Postboy Help

Executor

Purpose

Executor in Postboy is a synchronous execution contract.

Unlike Message and CallbackMessage, which are processed through RxJS-based flows, an executor is used when you need to execute a function immediately and get the result synchronously.

This is the abstraction Postboy uses for command-like operations that do not need an asynchronous stream.

Why executors exist

In many applications, there are operations that:

  • do not need async processing

  • do not belong to an event stream

  • should return a value right away

  • should be testable as ordinary functions

  • should not be implemented as static helpers or global utility functions

Executors solve this by making the operation a first-class object inside the Postboy architecture.

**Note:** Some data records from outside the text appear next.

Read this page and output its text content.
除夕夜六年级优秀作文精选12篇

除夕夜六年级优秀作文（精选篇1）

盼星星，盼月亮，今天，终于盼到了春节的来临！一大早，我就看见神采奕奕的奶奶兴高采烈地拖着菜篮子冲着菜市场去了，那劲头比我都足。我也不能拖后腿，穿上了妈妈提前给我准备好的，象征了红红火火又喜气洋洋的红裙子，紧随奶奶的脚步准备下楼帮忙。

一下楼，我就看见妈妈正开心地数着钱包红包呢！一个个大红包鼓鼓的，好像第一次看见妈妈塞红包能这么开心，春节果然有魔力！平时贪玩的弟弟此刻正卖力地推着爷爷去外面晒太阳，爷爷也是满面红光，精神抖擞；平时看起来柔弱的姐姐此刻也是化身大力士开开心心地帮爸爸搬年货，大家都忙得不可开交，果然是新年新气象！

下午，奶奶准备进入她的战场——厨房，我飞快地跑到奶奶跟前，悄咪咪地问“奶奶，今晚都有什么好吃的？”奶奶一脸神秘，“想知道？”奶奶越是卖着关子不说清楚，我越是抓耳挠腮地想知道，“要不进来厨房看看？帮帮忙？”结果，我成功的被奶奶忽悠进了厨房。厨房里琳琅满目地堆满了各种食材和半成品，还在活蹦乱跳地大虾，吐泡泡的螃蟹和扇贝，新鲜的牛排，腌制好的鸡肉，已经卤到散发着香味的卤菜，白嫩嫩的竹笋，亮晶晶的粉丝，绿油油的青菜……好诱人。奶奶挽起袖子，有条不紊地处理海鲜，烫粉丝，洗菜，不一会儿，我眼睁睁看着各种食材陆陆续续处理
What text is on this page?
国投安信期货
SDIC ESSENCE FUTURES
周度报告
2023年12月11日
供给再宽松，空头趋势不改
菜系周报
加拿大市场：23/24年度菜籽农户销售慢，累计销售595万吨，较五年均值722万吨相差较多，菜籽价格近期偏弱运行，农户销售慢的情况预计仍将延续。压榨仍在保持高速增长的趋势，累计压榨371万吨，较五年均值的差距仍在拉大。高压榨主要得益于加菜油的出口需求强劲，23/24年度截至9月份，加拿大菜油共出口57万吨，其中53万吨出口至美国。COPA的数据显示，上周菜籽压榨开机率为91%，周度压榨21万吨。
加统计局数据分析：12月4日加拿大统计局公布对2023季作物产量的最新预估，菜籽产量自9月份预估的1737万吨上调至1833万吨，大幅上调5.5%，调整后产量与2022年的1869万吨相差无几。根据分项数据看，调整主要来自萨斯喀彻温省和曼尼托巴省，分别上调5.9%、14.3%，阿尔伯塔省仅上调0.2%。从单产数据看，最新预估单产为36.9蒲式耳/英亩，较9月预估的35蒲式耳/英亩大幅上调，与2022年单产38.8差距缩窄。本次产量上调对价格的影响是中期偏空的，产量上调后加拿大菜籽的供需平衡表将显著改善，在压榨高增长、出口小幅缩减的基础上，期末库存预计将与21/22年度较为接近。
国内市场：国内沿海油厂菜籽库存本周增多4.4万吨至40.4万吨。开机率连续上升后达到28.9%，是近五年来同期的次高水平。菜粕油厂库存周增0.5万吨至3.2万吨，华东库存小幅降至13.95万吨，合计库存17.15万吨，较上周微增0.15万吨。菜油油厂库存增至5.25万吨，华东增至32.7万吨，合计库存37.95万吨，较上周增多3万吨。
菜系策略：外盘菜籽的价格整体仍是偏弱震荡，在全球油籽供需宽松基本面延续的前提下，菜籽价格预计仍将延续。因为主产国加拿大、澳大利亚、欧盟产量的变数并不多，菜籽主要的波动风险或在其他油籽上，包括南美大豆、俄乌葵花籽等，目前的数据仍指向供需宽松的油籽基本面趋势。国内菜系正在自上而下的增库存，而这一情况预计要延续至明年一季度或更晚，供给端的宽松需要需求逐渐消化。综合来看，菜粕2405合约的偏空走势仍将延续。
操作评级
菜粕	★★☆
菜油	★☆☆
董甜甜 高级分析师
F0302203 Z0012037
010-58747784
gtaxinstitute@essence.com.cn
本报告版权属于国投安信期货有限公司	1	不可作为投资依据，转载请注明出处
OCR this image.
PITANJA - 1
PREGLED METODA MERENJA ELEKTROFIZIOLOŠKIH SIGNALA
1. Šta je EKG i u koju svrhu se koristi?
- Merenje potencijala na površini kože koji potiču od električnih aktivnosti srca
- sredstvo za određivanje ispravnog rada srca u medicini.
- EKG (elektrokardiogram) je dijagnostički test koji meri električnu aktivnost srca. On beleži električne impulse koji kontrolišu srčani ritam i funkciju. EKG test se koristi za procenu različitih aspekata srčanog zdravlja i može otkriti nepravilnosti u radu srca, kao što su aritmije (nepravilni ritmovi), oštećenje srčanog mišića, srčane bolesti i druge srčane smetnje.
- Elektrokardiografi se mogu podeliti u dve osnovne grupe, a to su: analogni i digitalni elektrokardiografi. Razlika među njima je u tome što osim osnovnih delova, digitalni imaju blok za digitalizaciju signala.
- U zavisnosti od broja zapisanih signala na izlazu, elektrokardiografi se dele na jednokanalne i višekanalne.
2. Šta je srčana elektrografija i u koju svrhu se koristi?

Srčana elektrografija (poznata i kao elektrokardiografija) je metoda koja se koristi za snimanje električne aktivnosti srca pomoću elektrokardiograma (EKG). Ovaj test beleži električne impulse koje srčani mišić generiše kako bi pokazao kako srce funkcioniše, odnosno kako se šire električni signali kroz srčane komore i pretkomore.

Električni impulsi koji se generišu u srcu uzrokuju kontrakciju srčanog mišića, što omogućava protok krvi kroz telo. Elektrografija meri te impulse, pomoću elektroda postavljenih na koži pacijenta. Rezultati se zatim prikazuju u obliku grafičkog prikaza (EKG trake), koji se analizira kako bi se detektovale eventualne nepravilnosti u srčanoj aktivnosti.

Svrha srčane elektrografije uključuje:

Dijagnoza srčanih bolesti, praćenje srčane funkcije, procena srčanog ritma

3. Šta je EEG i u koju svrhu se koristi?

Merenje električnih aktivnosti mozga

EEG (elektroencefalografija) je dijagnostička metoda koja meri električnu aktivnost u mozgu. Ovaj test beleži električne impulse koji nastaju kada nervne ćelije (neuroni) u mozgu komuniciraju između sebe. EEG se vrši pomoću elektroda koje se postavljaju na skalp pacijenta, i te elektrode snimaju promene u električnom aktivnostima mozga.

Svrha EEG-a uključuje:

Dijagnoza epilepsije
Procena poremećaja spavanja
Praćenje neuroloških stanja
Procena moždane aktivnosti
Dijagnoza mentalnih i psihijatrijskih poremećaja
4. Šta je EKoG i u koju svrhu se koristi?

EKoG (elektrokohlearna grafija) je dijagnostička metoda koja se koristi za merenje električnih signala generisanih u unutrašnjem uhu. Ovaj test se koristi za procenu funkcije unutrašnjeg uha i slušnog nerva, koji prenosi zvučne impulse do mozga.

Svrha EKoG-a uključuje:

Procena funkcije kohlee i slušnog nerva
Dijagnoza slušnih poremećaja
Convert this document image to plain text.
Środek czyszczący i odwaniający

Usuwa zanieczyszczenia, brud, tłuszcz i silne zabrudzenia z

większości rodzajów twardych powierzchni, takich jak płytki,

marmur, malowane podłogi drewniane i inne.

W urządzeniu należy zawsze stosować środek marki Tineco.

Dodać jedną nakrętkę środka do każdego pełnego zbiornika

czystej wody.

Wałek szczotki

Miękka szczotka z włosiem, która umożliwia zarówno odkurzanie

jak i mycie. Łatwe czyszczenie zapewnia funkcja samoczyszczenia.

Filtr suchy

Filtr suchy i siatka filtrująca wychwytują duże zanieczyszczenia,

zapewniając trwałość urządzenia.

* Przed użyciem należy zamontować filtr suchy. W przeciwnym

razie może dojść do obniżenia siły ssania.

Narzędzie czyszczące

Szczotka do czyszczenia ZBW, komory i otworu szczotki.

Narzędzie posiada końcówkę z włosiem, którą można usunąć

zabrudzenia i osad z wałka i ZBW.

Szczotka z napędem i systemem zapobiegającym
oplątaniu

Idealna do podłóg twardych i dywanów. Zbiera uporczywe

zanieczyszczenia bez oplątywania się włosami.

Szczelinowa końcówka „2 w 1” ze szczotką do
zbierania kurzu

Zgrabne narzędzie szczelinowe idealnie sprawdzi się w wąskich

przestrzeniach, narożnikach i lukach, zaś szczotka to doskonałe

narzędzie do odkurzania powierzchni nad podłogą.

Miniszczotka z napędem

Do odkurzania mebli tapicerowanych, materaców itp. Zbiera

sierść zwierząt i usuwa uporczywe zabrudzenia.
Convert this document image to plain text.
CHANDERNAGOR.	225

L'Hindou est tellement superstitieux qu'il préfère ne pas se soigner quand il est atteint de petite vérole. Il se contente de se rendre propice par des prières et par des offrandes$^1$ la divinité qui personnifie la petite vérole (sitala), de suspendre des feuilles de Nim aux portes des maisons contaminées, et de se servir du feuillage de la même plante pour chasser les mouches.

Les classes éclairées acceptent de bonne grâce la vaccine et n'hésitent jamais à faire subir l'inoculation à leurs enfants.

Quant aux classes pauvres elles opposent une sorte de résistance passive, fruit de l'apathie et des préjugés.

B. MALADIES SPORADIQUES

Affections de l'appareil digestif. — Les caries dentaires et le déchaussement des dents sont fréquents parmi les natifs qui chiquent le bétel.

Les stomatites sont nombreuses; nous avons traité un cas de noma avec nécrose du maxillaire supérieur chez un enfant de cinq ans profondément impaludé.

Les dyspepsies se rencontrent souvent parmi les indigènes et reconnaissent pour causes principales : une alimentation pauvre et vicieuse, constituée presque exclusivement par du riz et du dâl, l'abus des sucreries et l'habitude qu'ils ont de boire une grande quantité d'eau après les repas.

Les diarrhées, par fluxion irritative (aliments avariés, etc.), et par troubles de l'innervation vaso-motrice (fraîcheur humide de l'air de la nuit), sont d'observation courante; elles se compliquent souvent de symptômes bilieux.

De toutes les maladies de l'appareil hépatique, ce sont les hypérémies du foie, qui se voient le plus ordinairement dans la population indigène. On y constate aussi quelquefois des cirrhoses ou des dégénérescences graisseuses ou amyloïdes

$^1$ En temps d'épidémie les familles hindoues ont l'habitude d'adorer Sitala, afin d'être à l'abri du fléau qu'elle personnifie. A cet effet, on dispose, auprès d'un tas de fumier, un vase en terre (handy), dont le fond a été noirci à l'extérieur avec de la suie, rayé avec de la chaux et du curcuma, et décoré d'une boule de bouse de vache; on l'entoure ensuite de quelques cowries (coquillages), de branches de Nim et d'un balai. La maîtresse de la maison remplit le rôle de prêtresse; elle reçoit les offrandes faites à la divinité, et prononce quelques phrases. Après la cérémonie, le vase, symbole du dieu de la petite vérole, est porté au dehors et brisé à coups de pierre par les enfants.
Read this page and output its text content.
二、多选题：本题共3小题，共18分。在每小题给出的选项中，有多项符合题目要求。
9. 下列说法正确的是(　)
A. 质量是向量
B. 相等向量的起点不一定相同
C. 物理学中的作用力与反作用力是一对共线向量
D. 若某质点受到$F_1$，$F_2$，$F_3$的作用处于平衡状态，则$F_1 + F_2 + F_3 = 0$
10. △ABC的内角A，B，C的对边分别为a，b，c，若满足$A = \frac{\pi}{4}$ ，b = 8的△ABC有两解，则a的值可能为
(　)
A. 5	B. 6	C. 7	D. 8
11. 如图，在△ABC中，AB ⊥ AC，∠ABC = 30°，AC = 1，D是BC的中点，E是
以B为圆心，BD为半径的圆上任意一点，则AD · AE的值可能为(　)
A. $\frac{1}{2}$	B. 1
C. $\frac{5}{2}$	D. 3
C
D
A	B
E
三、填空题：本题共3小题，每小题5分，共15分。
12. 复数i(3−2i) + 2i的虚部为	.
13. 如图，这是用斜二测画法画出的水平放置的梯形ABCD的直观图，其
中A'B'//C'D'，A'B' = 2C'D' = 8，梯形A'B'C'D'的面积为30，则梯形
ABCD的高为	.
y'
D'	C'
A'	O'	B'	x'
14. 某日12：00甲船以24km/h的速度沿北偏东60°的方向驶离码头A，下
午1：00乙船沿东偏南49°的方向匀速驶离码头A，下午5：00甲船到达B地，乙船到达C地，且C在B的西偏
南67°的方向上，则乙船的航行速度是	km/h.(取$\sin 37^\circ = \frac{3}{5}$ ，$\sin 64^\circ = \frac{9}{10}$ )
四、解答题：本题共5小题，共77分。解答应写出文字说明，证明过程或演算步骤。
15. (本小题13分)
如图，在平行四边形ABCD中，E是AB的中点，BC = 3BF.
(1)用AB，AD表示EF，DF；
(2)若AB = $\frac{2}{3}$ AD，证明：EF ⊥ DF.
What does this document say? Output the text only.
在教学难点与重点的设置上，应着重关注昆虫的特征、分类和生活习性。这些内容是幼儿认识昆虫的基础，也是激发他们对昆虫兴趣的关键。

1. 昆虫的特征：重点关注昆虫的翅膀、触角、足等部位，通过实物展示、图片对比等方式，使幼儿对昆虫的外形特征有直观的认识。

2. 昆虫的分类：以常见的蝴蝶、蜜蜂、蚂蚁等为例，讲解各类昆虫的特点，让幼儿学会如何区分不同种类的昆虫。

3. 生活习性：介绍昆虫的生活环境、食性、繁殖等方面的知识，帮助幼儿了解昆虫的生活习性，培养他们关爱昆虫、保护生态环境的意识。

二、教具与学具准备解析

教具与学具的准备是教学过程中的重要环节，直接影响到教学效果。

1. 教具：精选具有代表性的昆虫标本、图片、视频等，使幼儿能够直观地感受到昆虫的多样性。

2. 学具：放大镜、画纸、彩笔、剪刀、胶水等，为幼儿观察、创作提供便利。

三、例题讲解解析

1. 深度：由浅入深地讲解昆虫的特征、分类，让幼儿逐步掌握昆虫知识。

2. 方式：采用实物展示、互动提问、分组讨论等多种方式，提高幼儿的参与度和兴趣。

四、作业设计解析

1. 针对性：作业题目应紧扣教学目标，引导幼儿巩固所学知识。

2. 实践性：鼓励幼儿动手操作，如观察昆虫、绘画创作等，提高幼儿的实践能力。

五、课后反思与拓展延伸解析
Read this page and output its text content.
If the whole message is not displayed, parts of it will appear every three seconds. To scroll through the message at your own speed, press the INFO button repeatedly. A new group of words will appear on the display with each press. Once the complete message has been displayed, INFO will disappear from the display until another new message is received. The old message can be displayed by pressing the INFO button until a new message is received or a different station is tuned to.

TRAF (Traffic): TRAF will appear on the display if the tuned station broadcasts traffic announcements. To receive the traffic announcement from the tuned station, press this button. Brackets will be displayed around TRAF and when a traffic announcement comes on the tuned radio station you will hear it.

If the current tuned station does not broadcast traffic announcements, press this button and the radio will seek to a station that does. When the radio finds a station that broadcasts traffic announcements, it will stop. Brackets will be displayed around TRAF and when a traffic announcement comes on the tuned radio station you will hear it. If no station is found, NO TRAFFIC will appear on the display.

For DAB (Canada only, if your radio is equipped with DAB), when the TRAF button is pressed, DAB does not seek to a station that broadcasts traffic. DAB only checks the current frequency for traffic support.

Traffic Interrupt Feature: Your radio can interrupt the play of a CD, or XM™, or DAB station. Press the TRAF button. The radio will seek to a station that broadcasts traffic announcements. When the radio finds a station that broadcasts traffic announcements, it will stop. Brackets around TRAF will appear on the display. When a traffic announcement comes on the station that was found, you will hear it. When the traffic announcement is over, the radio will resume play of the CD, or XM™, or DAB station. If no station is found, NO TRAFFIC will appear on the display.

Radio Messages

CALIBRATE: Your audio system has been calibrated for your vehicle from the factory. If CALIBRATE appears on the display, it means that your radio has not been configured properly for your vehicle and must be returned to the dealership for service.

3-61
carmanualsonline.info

That gives you synchronous execution without falling back to static methods or tightly coupled utility code.

How Executors differ from Message and CallbackMessage

Message

Message is used for asynchronous silent communication.

publisher → subscription → handling

It is a good fit for events and commands that do not need a result.

CallbackMessage

CallbackMessage is used for asynchronous flows that expect a result.

sender → callback flow → result observable

It is a good fit for request/response style interaction that still belongs to the reactive pipeline.

Executor

Executor is used for synchronous execution.

caller → exec(...) → result

It is a good fit for operations that should return immediately.

Typical use cases

Executors are useful for operations such as:

  • date formatting

  • cache cleanup

  • value transformation

  • local validation

  • building derived data

  • lightweight synchronous commands

If the operation is not inherently async, making it a message or callback flow is usually unnecessary.

Why this helps architecture

Executors help keep the codebase clean by moving synchronous operations out of:

  • static functions

  • global utility modules

  • ad hoc helper classes

  • tightly coupled service methods

Instead, the operation becomes a typed object with a clear contract and a predictable execution path.

That improves:

  • dependency injection friendliness

  • testability

  • composability

  • architectural consistency

Contract example

class FormatDateExecutor extends PostboyExecutor<string> { static ID = 'date.format'; constructor(public readonly date: Date) { super(); } }

This executor says:

  • it represents a synchronous operation

  • it accepts a Date

  • it returns a string

Execution example

const formatted = postboy.exec(new FormatDateExecutor(new Date()));

The caller gets the result immediately.

There is no observable stream, no callback completion flow, and no waiting for a subscriber to respond.

When to use executor vs message/subscription

Use Executor when:

  • the operation is synchronous

  • the result is needed immediately

  • the logic is local and direct

  • you want to avoid static utility code

  • the operation belongs to application logic or infrastructure logic that does not need RxJS

Use Message when:

  • the operation is event-driven

  • multiple listeners may react

  • the result is not needed immediately

  • the flow should stay reactive

Use CallbackMessage when:

  • the caller needs a result

  • the flow should still be reactive

  • the response is part of the message pipeline

Why not just use static functions

Static helpers are convenient, but they often weaken architecture:

  • they are harder to inject

  • they are harder to replace in tests

  • they hide dependencies

  • they make the code harder to compose cleanly

Executors provide the same directness, but with a typed object model that fits better into DI-based applications.

Summary

Executor is Postboy’s synchronous execution model.

It is used for operations that should run immediately, return a result directly, and stay cleanly integrated with the architecture without relying on static helpers or asynchronous message flows.